For years, I had been thinking things like, "I wore that skort around summer 1998 when I met Jason's parents, so it might come back in style in just a couple of years". But, after a reality check, I decided to do a big purge tonight and this is what's leaving and going to find a new home at Goodwill:

You can't see most of this stack, but here is a side shot of the pile with some really interesting jeans in there (pink sweater on top right is the Sunday School announcement one):

I've built myself up for this all day. You know you will not wear these clothes again. You can do it. It will feel good. The clothes aren't the memories... you will still have the memories.
But it's still hard. I'm looking at the pictures now thinking "I should take those to a consignment shop and sell them! There's some good stuff in there!", but I know it would never get done. They would continue to live here and suck up space in my closet or garage.
So, here's the final product. My side of the closet:

I'll have to see what stories come from this group. It looks pretty promising. I can already see the outfit I'm wearing to one of my best friend's wedding this weekend. And look at all those camis! Woohoo! Wait- those are undershirts. Nevermind...

7 comments:

Anonymous said...

Where is Laura's wedding?
Your closet looks awesome....you are so organized that I kind of expected it to be color coded. You're amazing like that. Me...mine are in piles...I'm lucky to know if something is clean or dirty. Ugh....

Anonymous said...

That was a big job - you'll feel better about the purge in a few days. I'll feel lots better about my closet when I can fit into more than 5 things - five babies have taken a toll on this old body of mine!

Anonymous said...

Good job! I'm impressed how you remember things that were happening while you wore a particular piece. I need to do the same thing. My closet is quite scary right now, and you have given me motivation to do my fall/winter cleaning.

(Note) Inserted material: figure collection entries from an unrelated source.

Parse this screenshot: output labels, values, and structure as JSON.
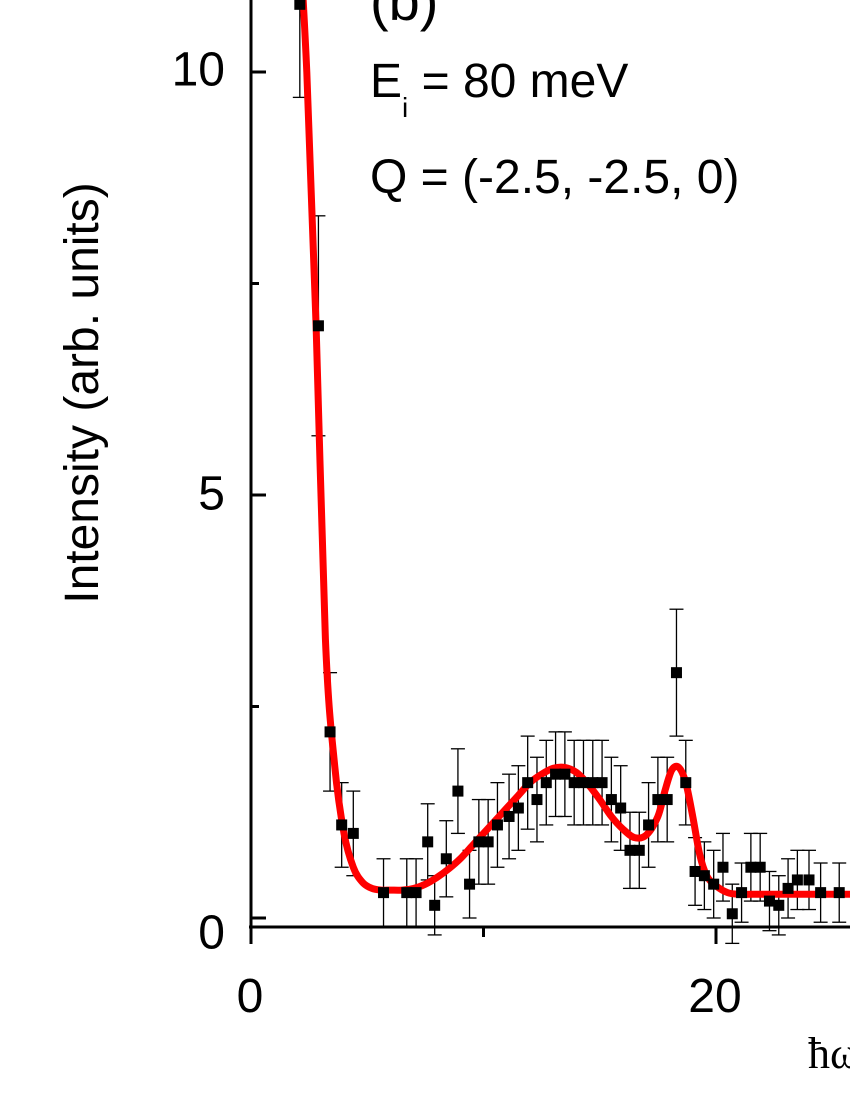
{
  "chart_data": {
    "type": "scatter",
    "panel_label": "(b)",
    "annotation_line1": "E",
    "annotation_sub": "i",
    "annotation_line1_rest": " = 80 meV",
    "annotation_line2": "Q = (-2.5, -2.5, 0)",
    "ylabel": "Intensity (arb. units)",
    "xlabel": "ħω",
    "xlim": [
      0,
      25.9
    ],
    "ylim": [
      -0.1,
      11.0
    ],
    "y_ticks": [
      "0",
      "5",
      "10"
    ],
    "x_ticks": [
      "0",
      "20"
    ],
    "colors": {
      "fit": "#ff0000",
      "points": "#000000"
    },
    "series": [
      {
        "name": "",
        "x": [
          2.1,
          2.9,
          3.4,
          3.9,
          4.4,
          5.7,
          6.7,
          7.1,
          7.6,
          7.9,
          8.4,
          8.9,
          9.4,
          9.8,
          10.2,
          10.6,
          11.1,
          11.5,
          11.9,
          12.3,
          12.7,
          13.1,
          13.5,
          13.9,
          14.3,
          14.7,
          15.1,
          15.5,
          15.9,
          16.3,
          16.7,
          17.1,
          17.5,
          17.9,
          18.3,
          18.7,
          19.1,
          19.5,
          19.9,
          20.3,
          20.7,
          21.1,
          21.5,
          21.9,
          22.3,
          22.7,
          23.1,
          23.5,
          24.0,
          24.5,
          25.3
        ],
        "y": [
          10.8,
          7.0,
          2.2,
          1.1,
          1.0,
          0.3,
          0.3,
          0.3,
          0.9,
          0.15,
          0.7,
          1.5,
          0.4,
          0.9,
          0.9,
          1.1,
          1.2,
          1.3,
          1.6,
          1.4,
          1.6,
          1.7,
          1.7,
          1.6,
          1.6,
          1.6,
          1.6,
          1.4,
          1.3,
          0.8,
          0.8,
          1.1,
          1.4,
          1.4,
          2.9,
          1.6,
          0.55,
          0.5,
          0.4,
          0.6,
          0.05,
          0.3,
          0.6,
          0.6,
          0.2,
          0.15,
          0.35,
          0.45,
          0.45,
          0.3,
          0.3
        ],
        "err": [
          1.1,
          1.3,
          0.7,
          0.5,
          0.5,
          0.4,
          0.4,
          0.4,
          0.45,
          0.35,
          0.45,
          0.5,
          0.4,
          0.5,
          0.5,
          0.5,
          0.5,
          0.5,
          0.55,
          0.5,
          0.5,
          0.5,
          0.5,
          0.5,
          0.5,
          0.5,
          0.5,
          0.5,
          0.5,
          0.45,
          0.45,
          0.5,
          0.5,
          0.5,
          0.75,
          0.5,
          0.4,
          0.4,
          0.4,
          0.4,
          0.35,
          0.35,
          0.4,
          0.4,
          0.35,
          0.35,
          0.35,
          0.35,
          0.35,
          0.35,
          0.35
        ]
      }
    ],
    "fit": {
      "x": [
        2.0,
        2.4,
        2.8,
        3.2,
        3.6,
        4.0,
        4.4,
        4.8,
        5.2,
        5.6,
        6.0,
        6.5,
        7.0,
        7.5,
        8.0,
        8.5,
        9.0,
        9.5,
        10.0,
        10.5,
        11.0,
        11.5,
        12.0,
        12.5,
        13.0,
        13.5,
        14.0,
        14.5,
        15.0,
        15.5,
        16.0,
        16.5,
        17.0,
        17.5,
        17.8,
        18.1,
        18.4,
        18.7,
        19.0,
        19.3,
        19.6,
        20.0,
        20.5,
        21.0,
        21.5,
        22.0,
        23.0,
        24.0,
        25.0,
        25.9
      ],
      "y": [
        12.0,
        10.0,
        7.0,
        3.3,
        1.8,
        1.0,
        0.6,
        0.42,
        0.35,
        0.33,
        0.33,
        0.33,
        0.35,
        0.4,
        0.48,
        0.58,
        0.7,
        0.85,
        1.0,
        1.15,
        1.3,
        1.45,
        1.6,
        1.7,
        1.77,
        1.78,
        1.72,
        1.58,
        1.4,
        1.2,
        1.05,
        0.95,
        0.98,
        1.2,
        1.5,
        1.75,
        1.78,
        1.6,
        1.2,
        0.75,
        0.5,
        0.38,
        0.3,
        0.28,
        0.28,
        0.28,
        0.28,
        0.28,
        0.28,
        0.28
      ]
    }
  }
}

I hope nothing bites me in there :)

Anonymous said...

ok, my chest is closing in hearing you justifying all of that! fashionista is freaking out! so glad you got rid of stuff. you should make a scrapbook. take pics in the outfits you have memories in, and caption it 'outfit I...in' then get rid of those clothes!!!

Anonymous said...

your closet looks great! just think of all the people at goodwill who will be so thrilled to have finally found another skort!!

Anonymous said...

I think it's safe to give away the skort. Don't listen to anything it says. It's confused. It doesn't even know if it's a pair of shorts or a skirt. Just put it in the stack and walk away.

Anonymous said...

dang, hill..that's some memory you've got there! i have a hard time throwing things away, too. i put them in a "yard sale" bag. i now have about 3 "yard sale" bags..piling up in the attic because our covenants say we cant have yard sales. whatever!